É isso que Soldat quer: que os seus filmes levem os espectadores a “travar conhecimento” com os seus protagonistas. “Sem os julgar, de modo nem positivo nem negativo. Mantendo uma neutralidade, nem demasiado próxima nem demasiado longínqua.” Como se fosse uma janela para o mundo deles, perguntamos-lhe? De Berlim, por chat escrito (“penso melhor a escrever do que a falar”, explica Soldat, 31 anos), a resposta não é imediata. “Janela parece-me um pouco distante de mais... Os filmes são muito mais uma espécie de relação, uma aprendizagem do outro, um contacto que vai além do puramente observacional”.

Essa abertura ao outro é tanto mais importante quanto os temas escolhidos por Soldat parecem escolhidos a dedo para deixar alguns espectadores francamente desconfortáveis. A sexualidade BDSM (bondage, disciplina, dominação, submissão, sadismo e masoquismo), encenada em jogos eróticos mais ou menos intensos, é o centro da maioria dos filmes, mostrada com um olhar curioso e genuinamente interessado. Hotel Straussberg e Prison System 4614 exploram-nas no âmbito de um hotel-prisão que propõe viver fantasias sexuais durante curtos períodos de tempo; The Incomplete é o retrato de um contabilista cuja própria identidade se confunde com a sua necessidade de se afirmar como “escravo”; A Weekend in Germany e Law and Order filmam o quotidiano de um casal idoso, entre conversas banais e jogos eróticos.

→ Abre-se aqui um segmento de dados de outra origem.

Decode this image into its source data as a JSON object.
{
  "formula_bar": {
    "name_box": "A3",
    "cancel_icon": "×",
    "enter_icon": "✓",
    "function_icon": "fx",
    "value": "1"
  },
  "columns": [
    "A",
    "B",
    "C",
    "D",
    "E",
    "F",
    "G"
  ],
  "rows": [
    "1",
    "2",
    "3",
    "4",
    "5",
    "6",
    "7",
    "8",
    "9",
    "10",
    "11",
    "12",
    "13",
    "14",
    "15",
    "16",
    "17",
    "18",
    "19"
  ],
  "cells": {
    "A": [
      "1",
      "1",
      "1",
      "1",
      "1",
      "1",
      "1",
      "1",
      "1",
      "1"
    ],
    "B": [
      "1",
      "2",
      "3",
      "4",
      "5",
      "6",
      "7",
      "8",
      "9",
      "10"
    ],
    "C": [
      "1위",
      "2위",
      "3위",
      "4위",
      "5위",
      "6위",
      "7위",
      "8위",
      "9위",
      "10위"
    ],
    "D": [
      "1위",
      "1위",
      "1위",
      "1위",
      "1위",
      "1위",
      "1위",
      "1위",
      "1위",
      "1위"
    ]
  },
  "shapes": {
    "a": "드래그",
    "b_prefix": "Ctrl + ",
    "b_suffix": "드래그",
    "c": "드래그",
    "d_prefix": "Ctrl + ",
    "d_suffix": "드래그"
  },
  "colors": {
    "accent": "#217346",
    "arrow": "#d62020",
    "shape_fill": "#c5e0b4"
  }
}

É por isso que Soldat coloca ênfase na necessidade de compreender sem julgar. “Parece-me mais importante sentir as pessoas, deixá-las mostrar o que elas querem dizer, do que procurar explicar um porquê. E é muito mais importante formar a sua própria opinião enquanto espectador do que seguir a minha.”

A recorrência no seu trabalho da sexualidade BDSM (maioritariamente homossexual) tem a ver com o que Soldat define como a “maior abertura” e honestidade que encontrou nessa “cena”. “Tudo isto pode parecer muito privado e íntimo, mas existem muitos tipos diferentes de intimidade e, para as pessoas que filmo, é muito fácil mostrar esta dimensão. Não têm nada a esconder. Têm vontade de ser filmadas, e têm as suas próprias motivações para se mostrarem assim. Sentem-se fortes nestes momentos, e gosto muito disso, porque tira da equação o desconforto ou a estranheza. Preciso de ser honesto com os meus protagonistas. Quero mostrá-los com todas as suas emoções, e tenho uma responsabilidade de os mostrar sem os julgar nem formar uma opinião.”

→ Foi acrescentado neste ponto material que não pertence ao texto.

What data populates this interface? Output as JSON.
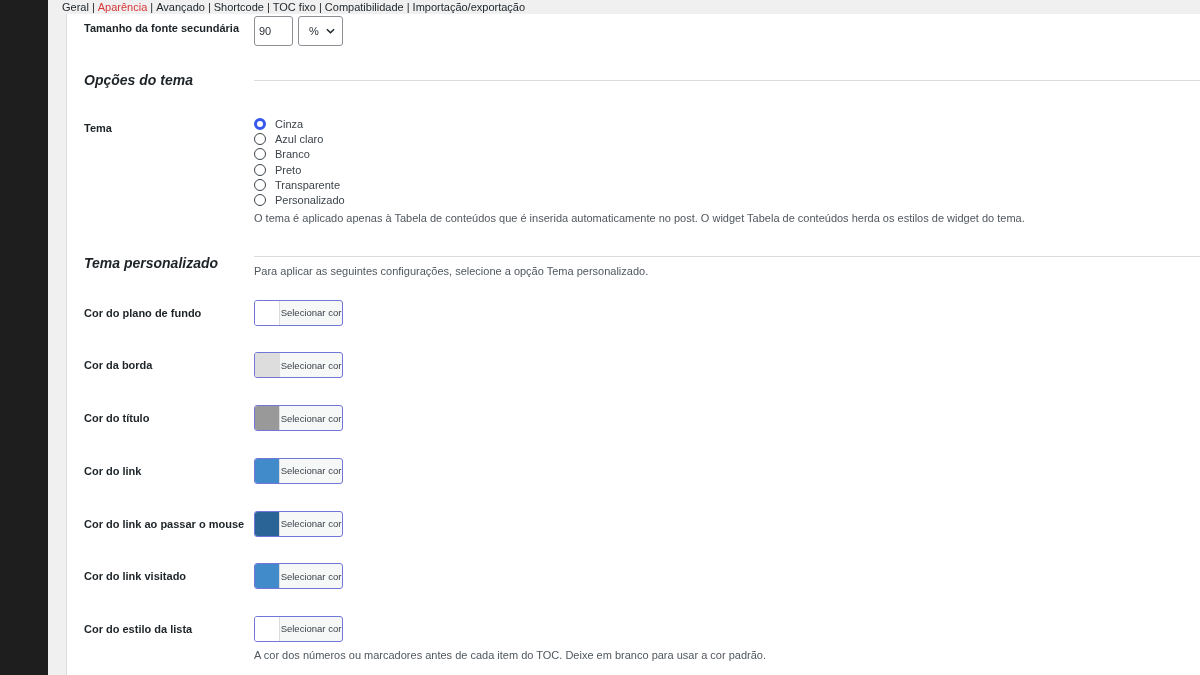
{
  "nav": {
    "separator": "|",
    "tabs": [
      {
        "label": "Geral",
        "selected": false
      },
      {
        "label": "Aparência",
        "selected": true
      },
      {
        "label": "Avançado",
        "selected": false
      },
      {
        "label": "Shortcode",
        "selected": false
      },
      {
        "label": "TOC fixo",
        "selected": false
      },
      {
        "label": "Compatibilidade",
        "selected": false
      },
      {
        "label": "Importação/exportação",
        "selected": false
      }
    ]
  },
  "font_size": {
    "label": "Tamanho da fonte secundária",
    "value": "90",
    "unit": "%"
  },
  "theme_options": {
    "heading": "Opções do tema",
    "label": "Tema",
    "options": [
      {
        "label": "Cinza",
        "selected": true
      },
      {
        "label": "Azul claro",
        "selected": false
      },
      {
        "label": "Branco",
        "selected": false
      },
      {
        "label": "Preto",
        "selected": false
      },
      {
        "label": "Transparente",
        "selected": false
      },
      {
        "label": "Personalizado",
        "selected": false
      }
    ],
    "description": "O tema é aplicado apenas à Tabela de conteúdos que é inserida automaticamente no post. O widget Tabela de conteúdos herda os estilos de widget do tema."
  },
  "custom_theme": {
    "heading": "Tema personalizado",
    "description": "Para aplicar as seguintes configurações, selecione a opção Tema personalizado.",
    "colors": [
      {
        "label": "Cor do plano de fundo",
        "button": "Selecionar cor",
        "color": "#ffffff"
      },
      {
        "label": "Cor da borda",
        "button": "Selecionar cor",
        "color": "#dddddd"
      },
      {
        "label": "Cor do título",
        "button": "Selecionar cor",
        "color": "#999999"
      },
      {
        "label": "Cor do link",
        "button": "Selecionar cor",
        "color": "#428bca"
      },
      {
        "label": "Cor do link ao passar o mouse",
        "button": "Selecionar cor",
        "color": "#2a6496"
      },
      {
        "label": "Cor do link visitado",
        "button": "Selecionar cor",
        "color": "#428bca"
      },
      {
        "label": "Cor do estilo da lista",
        "button": "Selecionar cor",
        "color": "#ffffff",
        "description": "A cor dos números ou marcadores antes de cada item do TOC. Deixe em branco para usar a cor padrão."
      }
    ]
  }
}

É também por isso que este trabalho documental é pensado primordialmente para as salas de cinema, não para ser visto online ou no pequeno écrã. “O cinema é de certo modo um local 'fechado'”, explica Soldat. “A internet ou a televisão são demasiado 'abertos', seria muito fácil qualquer um pegar numa imagem e tirá-la do seu contexto. Ora estes temas são de algum modo demasiado íntimos para esse tipo de tratamento, e não forçosamente devido à sensibilidade adulta; tem mais a ver com a responsabilidade que sinto para com eles enquanto cineasta. Mas o grande écrã pede também um outro estilo de filmagem, e se estivesse a trabalhar para a televisão não faria assim estes filmes”.

Soldat é um excelente exemplo daquilo a que os directores do IndieLisboa, Nuno Sena e Miguel Valverde, chamam de “pensamento estratégico” do festival - “não marcar passo; não nos limitarmos a acompanhar o que se faz, mas tentar também antecipar”. O realizador alemão esteve ao longo dos últimos anos “na liça” para a competição principal de curtas-metragens, e “chegou quase sempre à fase final” antes de ser eliminado pela implacabilidade dos “numerus clausus”. Mas os filmes que Soldat enviou este ano revelavam a afinação do seu olhar singularíssimo e mereciam uma atenção particular – manifestada numa retrospectiva à sombra da nova secção Silvestre.

Rodados entre 2010 e 2014, os doze filmes exibidos, com durações que vão, literalmente, do 0 (In/Out tem apenas um minuto) aos 60 (Prison System 4614, o mais longo, dura uma hora), compõem a primeira retrospectiva de sempre do trabalho documental de Soldat. O cineasta confessa-se “curioso, nervoso, orgulhoso e feliz”. À imagem dos seus protagonistas, que se sentem finalmente “vistos”, “orgulhosos de se verem num écrã de cinema a fazer aquilo de que gostam, sem serem apontados a dedo nem julgados.”